Glancing back, I could see Justin gasping for breath and trying to recover. He yelled after me, “Don’t make this harder than it has to be. You can’t win.”
I know that he might be right, but if you have ever looked into the eyes of your newborn child, you know that a parent would do anything for them. Even defy an organization of time traveling police. “Navigators close all connections to the future. Authorization Delta Omega India Tango.” Yes, that spells out the words do it. I had put that in as a backdoor into all the Navigators. Helping to set up the program gave me a lot of access in those early days.
“Orders acknowledged and completed Mr. Miller. All outgoing communications have been terminated.” I had not heard the voice of a Navigator in ten years, but it was just as I remembered.

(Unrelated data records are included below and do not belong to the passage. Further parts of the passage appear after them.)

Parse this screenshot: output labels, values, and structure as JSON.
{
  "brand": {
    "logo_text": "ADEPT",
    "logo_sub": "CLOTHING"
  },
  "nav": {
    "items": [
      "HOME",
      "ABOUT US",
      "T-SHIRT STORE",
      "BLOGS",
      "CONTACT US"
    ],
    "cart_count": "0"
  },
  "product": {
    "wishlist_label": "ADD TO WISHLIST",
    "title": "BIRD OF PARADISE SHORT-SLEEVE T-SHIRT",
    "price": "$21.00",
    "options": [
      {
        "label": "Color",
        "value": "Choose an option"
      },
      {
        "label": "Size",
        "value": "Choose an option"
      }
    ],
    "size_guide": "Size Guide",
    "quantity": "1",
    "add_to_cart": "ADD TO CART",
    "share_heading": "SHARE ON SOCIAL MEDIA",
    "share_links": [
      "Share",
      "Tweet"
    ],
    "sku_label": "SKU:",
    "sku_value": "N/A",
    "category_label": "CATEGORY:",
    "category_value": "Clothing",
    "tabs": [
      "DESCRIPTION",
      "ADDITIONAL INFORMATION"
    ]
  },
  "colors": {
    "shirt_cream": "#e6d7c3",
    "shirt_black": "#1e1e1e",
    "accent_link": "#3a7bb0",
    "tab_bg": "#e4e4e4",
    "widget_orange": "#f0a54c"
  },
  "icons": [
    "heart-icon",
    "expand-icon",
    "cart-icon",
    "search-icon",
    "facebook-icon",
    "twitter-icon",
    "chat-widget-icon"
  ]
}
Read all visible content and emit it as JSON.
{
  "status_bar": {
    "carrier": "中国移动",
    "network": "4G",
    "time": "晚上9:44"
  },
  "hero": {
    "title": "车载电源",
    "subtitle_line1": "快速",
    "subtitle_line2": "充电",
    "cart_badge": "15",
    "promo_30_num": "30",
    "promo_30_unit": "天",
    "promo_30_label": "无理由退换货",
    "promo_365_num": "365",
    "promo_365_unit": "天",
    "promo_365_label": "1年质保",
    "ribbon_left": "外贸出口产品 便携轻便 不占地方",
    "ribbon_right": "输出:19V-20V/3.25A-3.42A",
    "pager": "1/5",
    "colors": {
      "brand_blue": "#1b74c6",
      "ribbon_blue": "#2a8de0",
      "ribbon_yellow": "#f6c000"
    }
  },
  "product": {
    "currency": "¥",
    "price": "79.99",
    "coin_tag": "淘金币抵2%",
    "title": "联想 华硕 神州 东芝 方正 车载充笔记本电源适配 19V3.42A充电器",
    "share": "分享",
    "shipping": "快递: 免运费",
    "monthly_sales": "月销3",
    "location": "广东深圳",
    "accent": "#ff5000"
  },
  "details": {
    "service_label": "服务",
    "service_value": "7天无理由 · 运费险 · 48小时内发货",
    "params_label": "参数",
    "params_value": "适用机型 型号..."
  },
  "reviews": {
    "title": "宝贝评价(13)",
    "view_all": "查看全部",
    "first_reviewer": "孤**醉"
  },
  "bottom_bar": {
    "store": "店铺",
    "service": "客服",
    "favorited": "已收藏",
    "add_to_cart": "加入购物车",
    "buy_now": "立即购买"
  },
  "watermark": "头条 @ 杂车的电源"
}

“Navigator, show me the earliest research that led to the creation of the Temporal Intervention Commission. Focus on anything build on discoveries made in the 2020s.” The screen started to scroll through data. Even once I go to my car, I couldn’t spare the time to read it just yet. Once I was somewhere safe then I could start making plans. I knew what I had to do to protect my daughter even if it did cause a huge paradox around both of us. My former employers couldn’t erase my daughter if they didn’t exist to do so. Of course, I wouldn’t be here if they didn’t, but I was here so as I said one really big paradox. What would I do for my daughter? I would risk the very fabric of reality because she was my reality, and I wasn’t about to live without her.